In the 1990s, because of the prestige attached to a public listing, companies were prepared to pay a premium to get listed, a rough estimate being S$20mil on top of takeover costs if going through a backdoor listing route on the main board and possibly S$10 million for a similar route to get on the second board.

Today, the reverse applies – a premium is always paid to leave the market, though of course whether the premium is fair and reasonable, as is required by the rules, is usually challenged by minority shareholders and is often the subject of heated debate.

In this connection, the Securities Investors Association (Singapore), or Sias, has been actively fighting for better exit offers, particularly when the original offer was seen to be too low.

The real question to ask is this: If we accept that a public listing is no longer as valued as it was in many markets, not just SGX, and bearing in mind that companies can source capital from a multitude of alternative, non-public avenues like private equity or crowdfunding platforms, then perhaps we need to view delistings less negatively and instead as a natural consequence of an evolving market.

If so, then it might mean that companies which are unwilling to stay the course might be better off making reasonable exit offers to their shareholders and going private for the benefit of all concerned.

This is all the more so when you consider that the common reasons cited for delisting are high compliance costs, thin trading of one’s shares, persistent price undervaluation and the need for greater management flexibility in running the business.

Recouping investments

Shareholders in such firms might actually be better off recouping their investments and possibly switching the money into alternative and potentially better uses rather than suffer low volume and poor prices for years on end.

SGX, too, might be better off.

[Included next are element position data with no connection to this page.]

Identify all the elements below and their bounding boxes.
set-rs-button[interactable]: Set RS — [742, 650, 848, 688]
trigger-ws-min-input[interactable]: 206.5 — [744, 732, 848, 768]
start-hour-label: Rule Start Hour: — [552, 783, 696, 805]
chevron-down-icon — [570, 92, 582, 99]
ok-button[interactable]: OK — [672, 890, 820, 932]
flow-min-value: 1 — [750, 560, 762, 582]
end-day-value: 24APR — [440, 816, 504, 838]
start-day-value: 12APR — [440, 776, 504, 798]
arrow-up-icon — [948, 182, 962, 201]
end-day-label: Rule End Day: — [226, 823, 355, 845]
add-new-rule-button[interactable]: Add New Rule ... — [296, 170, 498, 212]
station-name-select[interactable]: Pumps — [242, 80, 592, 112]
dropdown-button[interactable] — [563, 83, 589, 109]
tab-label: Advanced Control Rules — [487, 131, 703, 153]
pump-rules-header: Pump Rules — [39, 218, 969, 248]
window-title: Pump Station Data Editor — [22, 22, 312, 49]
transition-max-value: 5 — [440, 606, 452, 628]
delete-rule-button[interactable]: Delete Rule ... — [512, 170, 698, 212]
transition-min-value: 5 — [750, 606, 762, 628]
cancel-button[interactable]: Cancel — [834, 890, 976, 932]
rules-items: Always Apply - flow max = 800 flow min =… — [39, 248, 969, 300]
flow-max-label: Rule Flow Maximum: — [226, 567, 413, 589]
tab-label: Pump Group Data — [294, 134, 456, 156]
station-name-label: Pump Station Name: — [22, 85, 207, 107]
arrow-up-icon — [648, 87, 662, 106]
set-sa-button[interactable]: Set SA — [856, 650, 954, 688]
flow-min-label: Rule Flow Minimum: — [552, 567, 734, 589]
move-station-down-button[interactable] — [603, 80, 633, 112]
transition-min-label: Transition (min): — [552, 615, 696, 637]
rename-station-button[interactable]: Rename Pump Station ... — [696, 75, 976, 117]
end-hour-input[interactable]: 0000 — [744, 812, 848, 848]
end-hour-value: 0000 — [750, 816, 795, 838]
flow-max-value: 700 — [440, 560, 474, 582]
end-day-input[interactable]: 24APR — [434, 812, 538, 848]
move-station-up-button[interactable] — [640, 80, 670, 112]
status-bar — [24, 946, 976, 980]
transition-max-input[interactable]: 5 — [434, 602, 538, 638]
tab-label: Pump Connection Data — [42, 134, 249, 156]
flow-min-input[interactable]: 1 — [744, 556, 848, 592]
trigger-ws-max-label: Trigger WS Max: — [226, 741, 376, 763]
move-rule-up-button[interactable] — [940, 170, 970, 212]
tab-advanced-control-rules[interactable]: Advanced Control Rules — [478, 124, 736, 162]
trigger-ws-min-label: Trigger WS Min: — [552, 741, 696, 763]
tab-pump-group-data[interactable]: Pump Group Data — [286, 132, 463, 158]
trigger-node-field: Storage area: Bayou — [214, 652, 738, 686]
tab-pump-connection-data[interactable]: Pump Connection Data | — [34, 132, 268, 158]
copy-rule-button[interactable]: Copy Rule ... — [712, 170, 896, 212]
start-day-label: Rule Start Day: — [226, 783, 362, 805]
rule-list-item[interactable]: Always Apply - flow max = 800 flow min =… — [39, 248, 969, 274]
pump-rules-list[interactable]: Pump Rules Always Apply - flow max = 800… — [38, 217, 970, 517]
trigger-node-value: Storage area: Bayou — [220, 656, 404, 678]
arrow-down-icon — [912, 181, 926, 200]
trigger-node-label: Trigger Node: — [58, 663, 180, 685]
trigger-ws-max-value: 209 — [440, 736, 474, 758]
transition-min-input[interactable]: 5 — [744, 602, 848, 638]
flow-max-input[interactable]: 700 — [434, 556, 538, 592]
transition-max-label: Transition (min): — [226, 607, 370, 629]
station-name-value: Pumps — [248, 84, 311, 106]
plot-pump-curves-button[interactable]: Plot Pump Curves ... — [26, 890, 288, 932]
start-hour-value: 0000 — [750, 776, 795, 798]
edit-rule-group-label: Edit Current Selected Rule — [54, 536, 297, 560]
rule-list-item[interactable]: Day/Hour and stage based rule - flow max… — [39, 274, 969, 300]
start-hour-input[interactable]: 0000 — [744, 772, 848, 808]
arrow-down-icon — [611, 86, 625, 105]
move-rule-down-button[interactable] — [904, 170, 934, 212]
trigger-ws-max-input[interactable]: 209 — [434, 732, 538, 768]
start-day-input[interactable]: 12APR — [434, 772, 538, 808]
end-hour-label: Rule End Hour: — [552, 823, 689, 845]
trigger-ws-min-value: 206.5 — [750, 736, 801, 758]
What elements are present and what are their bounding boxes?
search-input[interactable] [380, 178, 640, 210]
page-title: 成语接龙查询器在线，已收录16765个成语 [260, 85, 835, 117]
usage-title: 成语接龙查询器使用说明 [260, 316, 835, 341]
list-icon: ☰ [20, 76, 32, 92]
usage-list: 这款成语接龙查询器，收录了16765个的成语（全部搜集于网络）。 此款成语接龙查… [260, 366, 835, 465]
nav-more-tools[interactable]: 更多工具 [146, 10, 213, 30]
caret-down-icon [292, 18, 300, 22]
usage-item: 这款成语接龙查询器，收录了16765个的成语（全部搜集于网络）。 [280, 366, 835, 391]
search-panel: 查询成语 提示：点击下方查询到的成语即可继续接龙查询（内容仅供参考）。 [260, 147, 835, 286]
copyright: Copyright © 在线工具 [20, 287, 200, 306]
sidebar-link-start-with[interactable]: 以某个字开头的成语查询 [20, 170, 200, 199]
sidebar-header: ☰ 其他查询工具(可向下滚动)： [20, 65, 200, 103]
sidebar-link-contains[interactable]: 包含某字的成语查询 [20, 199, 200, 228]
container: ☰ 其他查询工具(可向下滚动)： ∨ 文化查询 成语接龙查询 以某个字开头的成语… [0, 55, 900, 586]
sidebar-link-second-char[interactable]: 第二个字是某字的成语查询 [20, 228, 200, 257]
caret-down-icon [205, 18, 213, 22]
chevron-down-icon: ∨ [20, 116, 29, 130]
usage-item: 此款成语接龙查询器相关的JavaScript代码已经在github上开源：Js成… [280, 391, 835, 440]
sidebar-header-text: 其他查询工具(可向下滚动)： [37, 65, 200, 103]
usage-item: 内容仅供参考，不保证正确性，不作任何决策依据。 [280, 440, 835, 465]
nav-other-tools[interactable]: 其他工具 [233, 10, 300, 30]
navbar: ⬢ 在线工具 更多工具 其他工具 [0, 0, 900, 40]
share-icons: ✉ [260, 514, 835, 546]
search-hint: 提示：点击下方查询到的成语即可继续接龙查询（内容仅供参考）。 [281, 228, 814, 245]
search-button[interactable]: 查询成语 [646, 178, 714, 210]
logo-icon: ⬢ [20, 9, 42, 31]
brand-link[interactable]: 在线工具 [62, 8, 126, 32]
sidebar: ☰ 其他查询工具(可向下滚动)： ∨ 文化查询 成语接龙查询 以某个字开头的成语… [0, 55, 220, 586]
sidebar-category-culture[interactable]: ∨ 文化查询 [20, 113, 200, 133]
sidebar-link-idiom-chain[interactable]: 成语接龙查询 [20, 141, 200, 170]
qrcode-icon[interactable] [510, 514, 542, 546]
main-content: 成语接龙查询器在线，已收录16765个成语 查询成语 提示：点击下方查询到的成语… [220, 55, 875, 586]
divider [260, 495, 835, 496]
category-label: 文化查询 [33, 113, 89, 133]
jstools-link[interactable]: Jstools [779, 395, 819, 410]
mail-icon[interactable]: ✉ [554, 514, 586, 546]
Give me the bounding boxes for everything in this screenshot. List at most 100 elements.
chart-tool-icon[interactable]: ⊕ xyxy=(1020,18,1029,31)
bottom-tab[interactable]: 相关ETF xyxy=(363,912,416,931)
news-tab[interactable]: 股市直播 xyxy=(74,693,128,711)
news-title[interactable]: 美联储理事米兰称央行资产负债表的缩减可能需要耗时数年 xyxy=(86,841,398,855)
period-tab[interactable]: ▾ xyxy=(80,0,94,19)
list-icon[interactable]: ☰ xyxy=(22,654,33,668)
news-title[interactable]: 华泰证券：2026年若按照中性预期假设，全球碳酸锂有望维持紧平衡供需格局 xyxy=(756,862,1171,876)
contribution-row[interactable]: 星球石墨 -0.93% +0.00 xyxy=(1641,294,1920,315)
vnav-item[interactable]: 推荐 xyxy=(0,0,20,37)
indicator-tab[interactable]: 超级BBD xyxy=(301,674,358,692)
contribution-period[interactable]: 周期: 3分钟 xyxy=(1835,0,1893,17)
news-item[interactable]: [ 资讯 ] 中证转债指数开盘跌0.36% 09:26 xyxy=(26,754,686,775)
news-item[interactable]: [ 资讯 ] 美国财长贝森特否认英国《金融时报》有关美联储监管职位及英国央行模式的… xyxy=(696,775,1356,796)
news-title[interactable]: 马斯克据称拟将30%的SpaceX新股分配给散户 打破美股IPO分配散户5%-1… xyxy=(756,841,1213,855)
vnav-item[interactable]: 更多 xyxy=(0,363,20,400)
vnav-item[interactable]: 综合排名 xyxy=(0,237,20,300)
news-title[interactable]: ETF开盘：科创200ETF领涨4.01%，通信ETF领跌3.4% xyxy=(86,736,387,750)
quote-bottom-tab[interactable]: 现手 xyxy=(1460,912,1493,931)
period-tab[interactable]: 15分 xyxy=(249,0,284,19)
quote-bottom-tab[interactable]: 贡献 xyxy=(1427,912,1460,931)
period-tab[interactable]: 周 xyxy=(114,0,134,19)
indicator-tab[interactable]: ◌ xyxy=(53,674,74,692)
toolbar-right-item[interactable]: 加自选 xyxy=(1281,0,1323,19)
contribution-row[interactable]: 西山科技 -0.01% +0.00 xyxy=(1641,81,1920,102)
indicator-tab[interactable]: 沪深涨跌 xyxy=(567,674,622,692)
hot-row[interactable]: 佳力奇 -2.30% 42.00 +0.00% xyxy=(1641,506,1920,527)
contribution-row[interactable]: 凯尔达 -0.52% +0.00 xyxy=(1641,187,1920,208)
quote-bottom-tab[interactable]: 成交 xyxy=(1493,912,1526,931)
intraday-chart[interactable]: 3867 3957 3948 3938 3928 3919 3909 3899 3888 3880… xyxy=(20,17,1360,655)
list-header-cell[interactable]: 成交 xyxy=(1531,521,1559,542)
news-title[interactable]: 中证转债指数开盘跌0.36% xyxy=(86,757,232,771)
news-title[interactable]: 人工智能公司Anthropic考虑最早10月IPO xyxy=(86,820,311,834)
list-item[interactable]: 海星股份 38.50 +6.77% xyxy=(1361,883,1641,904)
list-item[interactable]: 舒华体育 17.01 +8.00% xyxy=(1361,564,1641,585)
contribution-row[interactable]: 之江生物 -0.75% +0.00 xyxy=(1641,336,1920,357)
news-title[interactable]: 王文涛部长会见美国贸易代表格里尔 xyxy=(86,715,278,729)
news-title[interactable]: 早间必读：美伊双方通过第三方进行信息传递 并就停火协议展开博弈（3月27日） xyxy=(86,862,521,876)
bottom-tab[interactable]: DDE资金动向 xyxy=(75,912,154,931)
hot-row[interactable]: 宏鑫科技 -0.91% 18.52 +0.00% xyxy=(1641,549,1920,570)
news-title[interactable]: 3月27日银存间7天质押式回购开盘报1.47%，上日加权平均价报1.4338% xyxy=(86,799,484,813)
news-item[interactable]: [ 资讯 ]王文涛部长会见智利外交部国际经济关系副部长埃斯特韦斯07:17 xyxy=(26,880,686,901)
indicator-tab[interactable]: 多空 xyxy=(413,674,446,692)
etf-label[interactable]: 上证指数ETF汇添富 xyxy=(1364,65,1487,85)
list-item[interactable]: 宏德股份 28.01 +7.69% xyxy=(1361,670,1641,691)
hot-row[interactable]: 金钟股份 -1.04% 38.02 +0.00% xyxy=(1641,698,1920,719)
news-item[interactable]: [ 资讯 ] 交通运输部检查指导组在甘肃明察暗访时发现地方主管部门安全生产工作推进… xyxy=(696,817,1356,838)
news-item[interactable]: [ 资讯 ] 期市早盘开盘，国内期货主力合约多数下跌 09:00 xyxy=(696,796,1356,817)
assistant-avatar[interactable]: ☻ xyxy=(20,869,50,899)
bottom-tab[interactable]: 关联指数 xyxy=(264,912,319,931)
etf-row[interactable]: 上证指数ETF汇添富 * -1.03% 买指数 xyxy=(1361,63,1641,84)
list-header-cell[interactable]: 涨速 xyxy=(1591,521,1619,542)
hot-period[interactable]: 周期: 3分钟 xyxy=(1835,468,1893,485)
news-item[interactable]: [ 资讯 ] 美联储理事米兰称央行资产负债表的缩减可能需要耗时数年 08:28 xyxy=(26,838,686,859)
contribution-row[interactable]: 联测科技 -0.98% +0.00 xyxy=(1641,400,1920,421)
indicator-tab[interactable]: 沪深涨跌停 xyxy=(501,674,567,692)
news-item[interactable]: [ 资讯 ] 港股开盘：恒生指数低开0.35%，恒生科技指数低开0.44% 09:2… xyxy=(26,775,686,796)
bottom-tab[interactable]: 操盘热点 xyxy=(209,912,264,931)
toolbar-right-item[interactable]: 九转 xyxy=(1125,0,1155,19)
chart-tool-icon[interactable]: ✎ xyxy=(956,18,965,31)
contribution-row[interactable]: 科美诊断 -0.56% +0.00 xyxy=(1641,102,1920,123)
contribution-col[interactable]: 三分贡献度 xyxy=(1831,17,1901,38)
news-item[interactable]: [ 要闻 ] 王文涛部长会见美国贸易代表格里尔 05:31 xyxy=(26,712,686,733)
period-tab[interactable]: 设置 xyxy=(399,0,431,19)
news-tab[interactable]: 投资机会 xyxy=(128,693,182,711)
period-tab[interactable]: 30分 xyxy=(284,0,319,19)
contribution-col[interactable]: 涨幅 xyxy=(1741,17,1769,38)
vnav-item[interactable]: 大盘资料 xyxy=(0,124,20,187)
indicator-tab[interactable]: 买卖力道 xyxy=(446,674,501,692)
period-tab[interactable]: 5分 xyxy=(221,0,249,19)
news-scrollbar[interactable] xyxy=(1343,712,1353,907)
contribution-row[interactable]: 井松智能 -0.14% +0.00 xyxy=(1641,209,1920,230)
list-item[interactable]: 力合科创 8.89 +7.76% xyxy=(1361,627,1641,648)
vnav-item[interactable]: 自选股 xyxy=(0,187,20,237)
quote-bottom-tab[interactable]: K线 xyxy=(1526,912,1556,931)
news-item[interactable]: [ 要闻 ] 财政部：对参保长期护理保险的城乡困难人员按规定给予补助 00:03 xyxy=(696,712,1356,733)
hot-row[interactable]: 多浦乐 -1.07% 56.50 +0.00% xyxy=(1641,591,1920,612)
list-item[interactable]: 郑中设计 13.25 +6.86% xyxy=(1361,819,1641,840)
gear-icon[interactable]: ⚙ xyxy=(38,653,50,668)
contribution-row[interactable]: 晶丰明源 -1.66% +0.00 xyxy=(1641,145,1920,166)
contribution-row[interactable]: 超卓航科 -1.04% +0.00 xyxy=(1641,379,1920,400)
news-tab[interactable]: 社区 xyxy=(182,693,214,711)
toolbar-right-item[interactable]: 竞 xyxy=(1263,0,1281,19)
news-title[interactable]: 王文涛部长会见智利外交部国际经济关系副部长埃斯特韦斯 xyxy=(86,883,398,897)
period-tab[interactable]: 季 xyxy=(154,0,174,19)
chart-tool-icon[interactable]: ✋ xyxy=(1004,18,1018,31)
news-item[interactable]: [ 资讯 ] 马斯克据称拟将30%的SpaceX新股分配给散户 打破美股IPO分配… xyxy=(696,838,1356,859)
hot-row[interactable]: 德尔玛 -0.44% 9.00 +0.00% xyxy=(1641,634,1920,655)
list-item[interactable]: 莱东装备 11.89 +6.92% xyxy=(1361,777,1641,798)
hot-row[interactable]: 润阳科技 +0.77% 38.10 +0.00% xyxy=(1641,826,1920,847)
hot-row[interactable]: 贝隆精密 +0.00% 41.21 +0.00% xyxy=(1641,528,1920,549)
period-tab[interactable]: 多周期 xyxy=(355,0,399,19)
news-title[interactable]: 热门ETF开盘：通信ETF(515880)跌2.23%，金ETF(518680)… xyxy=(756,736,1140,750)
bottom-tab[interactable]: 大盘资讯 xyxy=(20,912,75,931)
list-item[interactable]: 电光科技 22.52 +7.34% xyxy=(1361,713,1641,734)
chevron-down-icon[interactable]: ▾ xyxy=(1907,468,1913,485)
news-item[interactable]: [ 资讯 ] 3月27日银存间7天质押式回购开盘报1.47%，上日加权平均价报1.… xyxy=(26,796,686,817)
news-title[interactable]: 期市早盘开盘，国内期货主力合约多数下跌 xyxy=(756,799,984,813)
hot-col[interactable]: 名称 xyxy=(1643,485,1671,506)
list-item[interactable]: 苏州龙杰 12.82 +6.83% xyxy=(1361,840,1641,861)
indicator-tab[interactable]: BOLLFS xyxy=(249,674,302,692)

Granted, the more companies that list and remain listed, the better it is for the exchange in terms of revenue from listing fees.

Ultimately though, in the long run, it must be better to have strong companies listed whose shares are actively traded rather than those whose shares are inactive and undervalued even if they are fundamentally sound.

To take the argument one step further, companies which choose to list today, at a time when a public listing does not necessarily confer the same benefits as in the past, must also do so with their eyes open and with full knowledge of the consequences. They have to be prepared for the possibility of a lukewarm or tepid market reception for their shares.

Due diligence

Investors, too, have to perform their due diligence and seek out good companies in which to invest while always bearing in mind that this is a “buyer beware”, disclosure-based market which may not be as efficient as might be hoped.

This is not to suggest that SGX ignores the signals from an increasing number of delistings.

Instead, it should continue its efforts to help boost liquidity and perhaps even look at new ways of generating investor interest in smaller, relatively unknown companies.

What should help in this regard are the measures that have been announced by the Monetary Authority of Singapore’s Equities Market Review Group so far and those that are scheduled to be released later this year.

However, the market needs to understand that listings and delistings should not necessarily be viewed in the same way they were, say, 15 to 20 years ago.

Furthermore, delistings are a relatively common occurrence elsewhere, even in seemingly attractive and developed markets. — The Straits Times/ANN

David Gerald is president of the Securities Investors Association (Singapore). The views expressed here are the writer’s own.